At his deposition, plaintiff stated that he did not know when the ice had accumulated on the sidewalk, but he believed that it was the type that “builds up” because he observed layers of ice in one of the photographs marked as an exhibit during the deposition. He also explained that the basis of his claim is that defendant did not attempt to keep the sidewalk free of ice prior to the accident, as he believed that there was no salt in the area when he fell, and the area has been

2 The parties did not dispute whether the sidewalk was part of defendant’s premises or a public sidewalk in the trial court.

-2- free of ice since the incident because defendant now salts the area regularly. Additionally, plaintiff acknowledged that he may refuse to deliver mail if he believes that it is unsafe to do so, and that it would have physically possible to cross the street and deliver mail to businesses located on the other side, but “things have to be delivered in a sequence to make sense.”

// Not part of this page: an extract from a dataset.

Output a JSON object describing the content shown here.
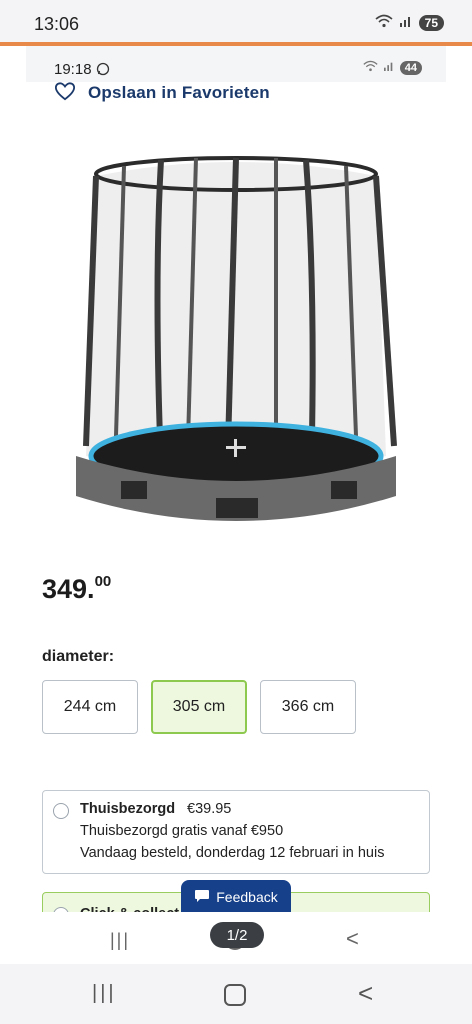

Nehme Jaafar, an employee of defendant, testified at his deposition that he was working at the carwash when plaintiff fell. In the half-hour before the incident, he was “drying [off the cars] and salting.” As Jaafar was drying a vehicle outside of the carwash, he observed plaintiff walking toward him on the sidewalk. Jaafar gestured and verbally indicated to the driver of the vehicle that plaintiff was approaching, and the driver came to a complete stop. Jaafar believed that the driver saw plaintiff because he looked at plaintiff, nodded at Jaafar, and gave a “thumbs up” gesture. Additionally, he “kn[e]w that [the driver] wasn’t moving” because he had not finished drying the car. Jaafar also indicated that he told plaintiff that he could cross the driveway. He explained that plaintiff started walking while the car was at a complete stop, but plaintiff “got nervous, started moving his foot fast [sic] and slipped.” Jaafar stated that plaintiff never crossed in front of the vehicle, and when plaintiff fell on the ground, he was still on the passenger side of the vehicle. Jaafar confirmed that the vehicle left the premises while plaintiff was still on the ground.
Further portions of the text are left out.